I can just picture it: We’re playing hide-and-seek together. She used to whack my on my head when I was a baby. Now I’m bigger than her and gently tackler her after she’s discovered my hiding place. She pretends that she doesn’t know that I’m hiding around the corner to the pantry, though that’s always where I hide. She looks anywhere but at me, meandering closer as if she has no idea that I’m about to surprise her. She has green eyes a lot like mine, and brown fur the same color as my hair. She’s a long-furred tabby and a dear friend.
I used to take her out to the tall grass that smelled like wheat fields full of sunlight and sweetness. I loved the outdoors; I told her being outside was good for her. But she craved the indoors and safety. She’d oblige me a bit then make a move to leave the tall grasses which surrounded us, the blue sky our roof. I’d pick her up and bring her back. After about the fifth time I’d let her go and she’d dash back to the house.
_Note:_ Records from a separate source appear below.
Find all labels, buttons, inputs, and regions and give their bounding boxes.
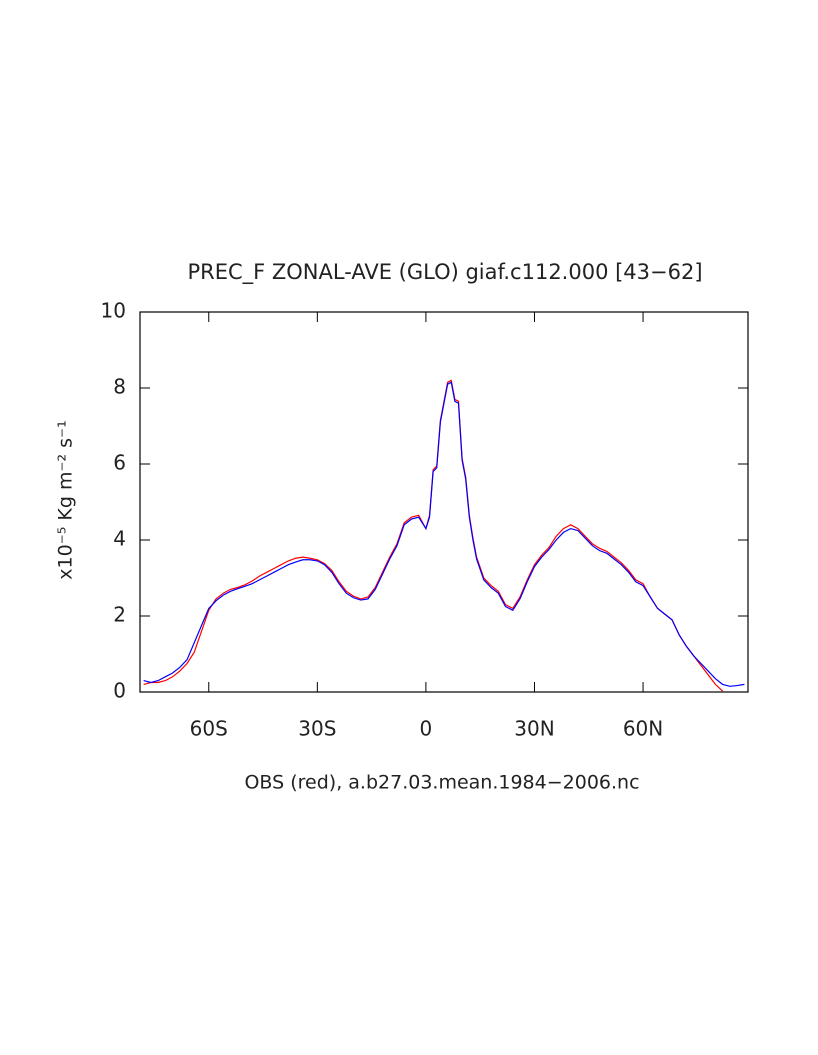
chart-title: PREC_F ZONAL-AVE (GLO) giaf.c112.000 [43… <box>187 260 702 285</box>
plot-frame <box>139 311 749 693</box>
y-tick-label: 6 <box>113 451 126 475</box>
series-line <box>143 379 724 692</box>
y-tick-label: 10 <box>101 299 126 323</box>
series-line <box>143 381 745 687</box>
y-tick-label: 4 <box>113 527 126 551</box>
x-tick-label: 60S <box>190 717 228 741</box>
x-tick-label: 30N <box>514 717 554 741</box>
y-axis-label: x10⁻⁵ Kg m⁻² s⁻¹ <box>55 420 77 579</box>
y-tick-label: 0 <box>113 679 126 703</box>
y-tick-label: 8 <box>113 375 126 399</box>
x-tick-label: 0 <box>420 717 433 741</box>
x-tick-label: 30S <box>298 717 336 741</box>
x-tick-label: 60N <box>623 717 663 741</box>
y-tick-label: 2 <box>113 603 126 627</box>
x-axis-label: OBS (red), a.b27.03.mean.1984−2006.nc <box>244 772 639 794</box>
She used to be plump and we’d tease her that she was a fat cat. Then she got old and skinny. She became sickly; Mom said it was time for me to let her go. She’s thirteen or so, older than me, but I’m just a little girl so it can’t be that old. She stopped eating kibble and drinking water. She wanted to go outside. She never wants to go outside.
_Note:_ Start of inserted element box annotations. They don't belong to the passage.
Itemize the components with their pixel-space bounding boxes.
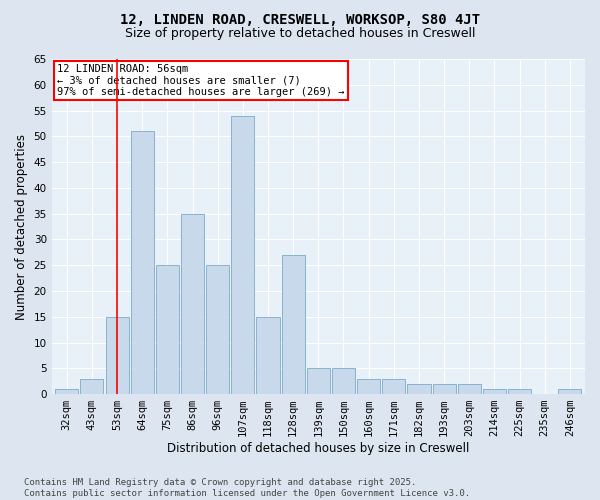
Bar	[559, 389, 581, 394]
Bar	[307, 368, 330, 394]
Bar	[508, 389, 531, 394]
Text: Size of property relative to detached houses in Creswell: Size of property relative to detached ho…	[125, 28, 475, 40]
Bar	[483, 389, 506, 394]
Bar	[231, 116, 254, 394]
Y-axis label: Number of detached properties: Number of detached properties	[15, 134, 28, 320]
Bar	[181, 214, 204, 394]
Bar	[357, 378, 380, 394]
Bar	[55, 389, 79, 394]
Bar	[458, 384, 481, 394]
Text: 12 LINDEN ROAD: 56sqm
← 3% of detached houses are smaller (7)
97% of semi-detach: 12 LINDEN ROAD: 56sqm ← 3% of detached h…	[57, 64, 344, 97]
X-axis label: Distribution of detached houses by size in Creswell: Distribution of detached houses by size …	[167, 442, 470, 455]
Text: Contains HM Land Registry data © Crown copyright and database right 2025.
Contai: Contains HM Land Registry data © Crown c…	[24, 478, 470, 498]
Bar	[80, 378, 103, 394]
Bar	[131, 131, 154, 394]
Bar	[206, 265, 229, 394]
Bar	[332, 368, 355, 394]
Bar	[407, 384, 431, 394]
Bar	[156, 265, 179, 394]
Text: 12, LINDEN ROAD, CRESWELL, WORKSOP, S80 4JT: 12, LINDEN ROAD, CRESWELL, WORKSOP, S80 …	[120, 12, 480, 26]
Bar	[382, 378, 406, 394]
Bar	[433, 384, 455, 394]
Bar	[281, 255, 305, 394]
Bar	[256, 317, 280, 394]
Bar	[106, 317, 128, 394]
Mom says she wants to go somewhere where she can die. Why? Why? Why would she want to leave me?
I have to let her go.
I let Dad take her to the vet. He’s the first one to have brought her home, he’s the last one to say goodbye. He’s Dad, dads always have to do the hard things. I’m not mad at him, just sad.
He goes to bury her when he returns. “Do you want to look at her?”
No. I don’t want to look at Queenie though I catch a glimpse of her raccoon-like tabby tail. I quickly look away.
She’s buried deeply in the rose garden. Two summers ago we buried our old family dog Maggie Mae nearby, under the young pine trees.
I try not to think of that. I don’t like burials.